# Does your Chi walk upright on his/her back legs?



## Kezza (Dec 1, 2005)

Lola, 6 months old does this alot...usually when she wants something. We haven't taught her to do this! We first noticed it when going to see her at the breeders home. 
when she is begging for something she will go up onto her back legs and balance with no trouble at all and WALK!...for ages! it's so freaky! and rather cute of course! everyone who sees her doing this is amazed...I have never seen a dog do this before or be able to do it for any length of time...is it a Chihuahua thing??


----------



## Amandarose531 (Aug 9, 2010)

My Godric walks on his back legs for extended periods of time as well.
Chihuahuas do insane things.

Kristi, one of our members here posted this a while back, her pack is out of control talented haha.


----------



## hershey109 (Jan 11, 2011)

That video is hilarious!!


----------



## KayC (May 3, 2005)

LOL That video is darling, how did she train him to do that????


----------



## Amandarose531 (Aug 9, 2010)

I think Kristi said she just started doing it randomly and then she started encouraging it lol.

She made a few posts a while back during Christmas, they're still around. I just had that video bookmarked from showing my mum it reminded me of this.


----------



## efinishya (Nov 2, 2010)

Smeagol also likes to stand and walk on his back legs. Sometime he looks lke he's dancing. He can walk back and forth on his back legs from the sofa to the coffe table. 

Hahaha...I still remember that video. I'm still lmao watching it again. Very talented chi!


----------



## Smith (Jun 7, 2010)

Lyra will stand on her hind legs and twirl when she wants something. I brought her to a friend's house one day, and her young son's friend was over eating chips. She started to pop up onto her hind legs and turn, and he gave her a bit of chip each time she did. Now she does it whenever she wants anything.

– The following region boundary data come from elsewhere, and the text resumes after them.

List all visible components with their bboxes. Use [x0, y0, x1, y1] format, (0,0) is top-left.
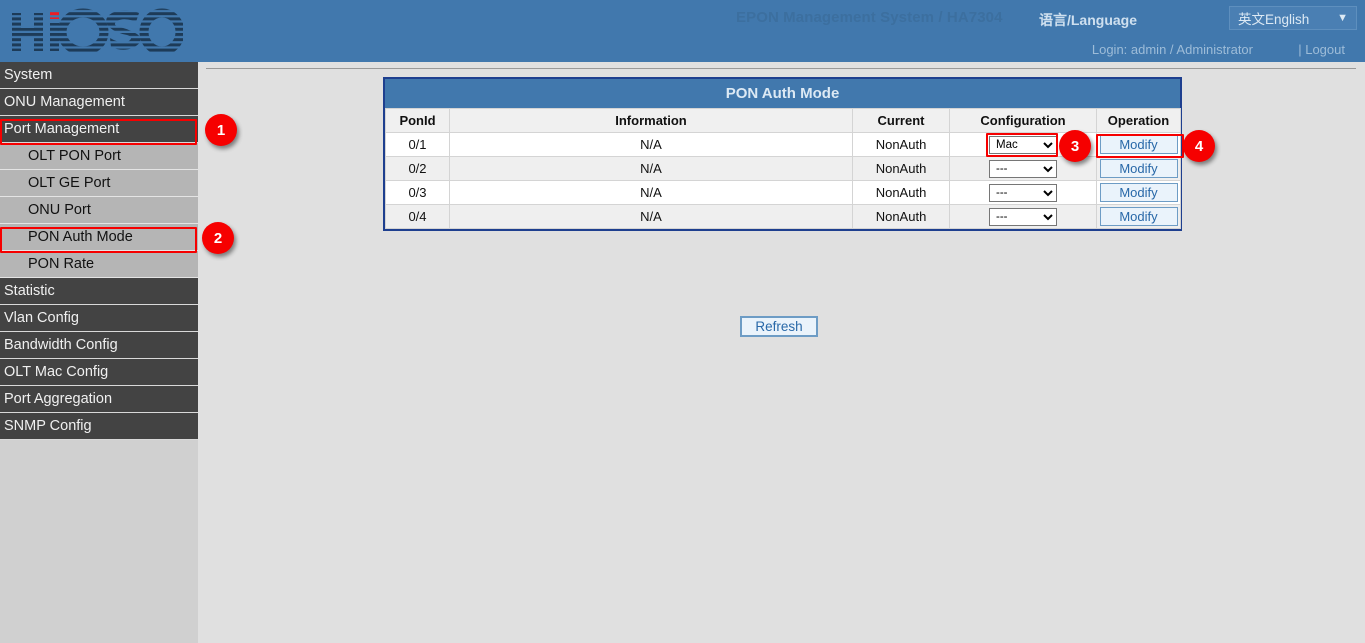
pon-auth-mode-table: PonId Information Current Configuration … [385, 108, 1181, 229]
auth-mode-select[interactable]: ---MacLoidLoidMacMacOrLoid [989, 184, 1057, 202]
column-header-configuration: Configuration [950, 109, 1097, 133]
cell-operation: Modify [1097, 157, 1181, 181]
cell-configuration: ---MacLoidLoidMacMacOrLoid [950, 205, 1097, 229]
app-title: EPON Management System / HA7304 [736, 9, 1003, 26]
table-body: 0/1N/ANonAuth---MacLoidLoidMacMacOrLoidM… [386, 133, 1181, 229]
sidebar-item-label: Port Management [4, 121, 119, 137]
cell-information: N/A [450, 205, 853, 229]
sidebar-item-port-management[interactable]: Port Management [0, 116, 198, 143]
sidebar-item-label: OLT GE Port [28, 175, 110, 191]
cell-current: NonAuth [853, 205, 950, 229]
cell-current: NonAuth [853, 157, 950, 181]
auth-mode-select[interactable]: ---MacLoidLoidMacMacOrLoid [989, 136, 1057, 154]
sidebar-item-label: ONU Port [28, 202, 91, 218]
sidebar-item-onu-management[interactable]: ONU Management [0, 89, 198, 116]
modify-button[interactable]: Modify [1100, 183, 1178, 202]
auth-mode-select[interactable]: ---MacLoidLoidMacMacOrLoid [989, 160, 1057, 178]
chevron-down-icon: ▼ [1337, 12, 1348, 24]
sidebar-item-label: Statistic [4, 283, 55, 299]
cell-ponid: 0/3 [386, 181, 450, 205]
sidebar-item-port-aggregation[interactable]: Port Aggregation [0, 386, 198, 413]
cell-information: N/A [450, 157, 853, 181]
sidebar-item-label: System [4, 67, 52, 83]
sidebar-navigation: System ONU Management Port Management OLT P… [0, 62, 198, 643]
column-header-operation: Operation [1097, 109, 1181, 133]
cell-ponid: 0/4 [386, 205, 450, 229]
cell-current: NonAuth [853, 181, 950, 205]
cell-operation: Modify [1097, 133, 1181, 157]
sidebar-item-label: ONU Management [4, 94, 125, 110]
cell-operation: Modify [1097, 205, 1181, 229]
sidebar-item-olt-pon-port[interactable]: OLT PON Port [0, 143, 198, 170]
language-selector[interactable]: 英文English ▼ [1229, 6, 1357, 30]
sidebar-item-olt-mac-config[interactable]: OLT Mac Config [0, 359, 198, 386]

But, my real hind leg walkers are the Italian Greyhounds. Those guys are friggin' meerkats.


----------



## rubia (Jul 3, 2008)

rico will do it if we say "baile arriba"--dance up...it is funny


----------



## amyalina25 (Jan 10, 2011)

I have a Lola aswell! and also loves to walk on her hind legs!! sometimes she amazes us at how long she does it 4!!
Penny does it when her dinner is coming up! xx


----------



## glyndwr (Dec 4, 2010)

Yes Glyn does this a lot, especially when im in the middle of putting tea out...


----------



## LadyJ (Aug 20, 2010)

*walking upright*



Kezza said:


> Lola, 6 months old does this alot...usually when she wants something. We haven't taught her to do this! We first noticed it when going to see her at the breeders home.
> when she is begging for something she will go up onto her back legs and balance with no trouble at all and WALK!...for ages! it's so freaky! and rather cute of course! everyone who sees her doing this is amazed...I have never seen a dog do this before or be able to do it for any length of time...is it a Chihuahua thing??


Yes, Lavender does this, especially when she's excited. She will walk upright, backward, right in front of me, and I have to be careful not to step on her! I think it must be easy and fun!

Jeanette


----------



## MyLittleCici (Oct 14, 2010)

haha that video of Oakley is amazing!!. Yes Cici dances on her back legs ALL the time, when she wants something and when she is mega hyper. I don't really encourage it though because I'm scared in case she damages her legs when she starts proper hoping on her back legs :L so I try and ensure she doesn't do it too much, it's the cutest thing though!


----------



## Kezza (Dec 1, 2005)

wow! that video is amazing! just shows you how smart these little ones are...they don't deserve to be looked down on because of their small stature!;-)


----------



## Kezza (Dec 1, 2005)

MyLittleCici said:


> haha that video of Oakley is amazing!!. Yes Cici dances on her back legs ALL the time, when she wants something and when she is mega hyper. I don't really encourage it though because I'm scared in case she damages her legs when she starts proper hoping on her back legs :L so I try and ensure she doesn't do it too much, it's the cutest thing though!


yeah...I was thinking that too...could it do damage in the long run?
I have no control over Lola doing this...I'm thinking that coming from a 'pack' of Chihuahuas it was her way of standing out from the crowd and getting what she wants! lol.


----------



## kimr (Nov 14, 2010)

The video is hysterical! Gracie does that when there is snow on the ground...She's always trying to figure out how to get her feet out of it! 

She walks on her hind legs upright all the time. When she's on a leash and sees something she wants to growl at, she will rear up on her hind legs and walk and growl at the same time! My husband says she thinks she's more intimidating that way, but in reality, she looks like a little growling clown and is quite hard to take seriously!


----------



## Kezza (Dec 1, 2005)

kimr said:


> The video is hysterical! Gracie does that when there is snow on the ground...She's always trying to figure out how to get her feet out of it!
> 
> She walks on her hind legs upright all the time. When she's on a leash and sees something she wants to growl at, she will rear up on her hind legs and walk and growl at the same time! My husband says she thinks she's more intimidating that way, but in reality, she looks like a little growling clown and is quite hard to take seriously!


hehe..that's so funny! we were saying recently...'what if she does it out on the lead...it's going to look so funny!' :-S


----------



## catz4m8z (Aug 28, 2008)

Heidi will balance on her hind legs when we are out walking sometimes. She is a total Meerkat though coz she does it to watch people or dogs in the distance or if her bro and sis run off into the undergrowth and she is too scared to follow them..
She has only walked on her front legs once though. When she accidently walked into a patch of nettles, poor baby!


----------



## Terri (Aug 21, 2009)

Yes, mine do it and i think it's so cute!
Dillon walks to the side doing it, esecially when i have a treat or he is wanting someones attention. lol


----------



## Babi.Greenwood (Sep 27, 2010)

We taught Lily "walk" as a trick. She will walk on her back legs to us for her treat/food. (Thanks for the NILF link!) We also taught her "spin", which she just stands up on her back legs and turns in a circle. My daughter thinks Lily is a ballerina.


----------



## RosieC (Jul 6, 2010)

Yep. Alfie dances on his hind legs when he's excited or wants something, he can travel all round the room like this. I think it's definitely a breed trait because I've seen Chi's on tv doing it too.


----------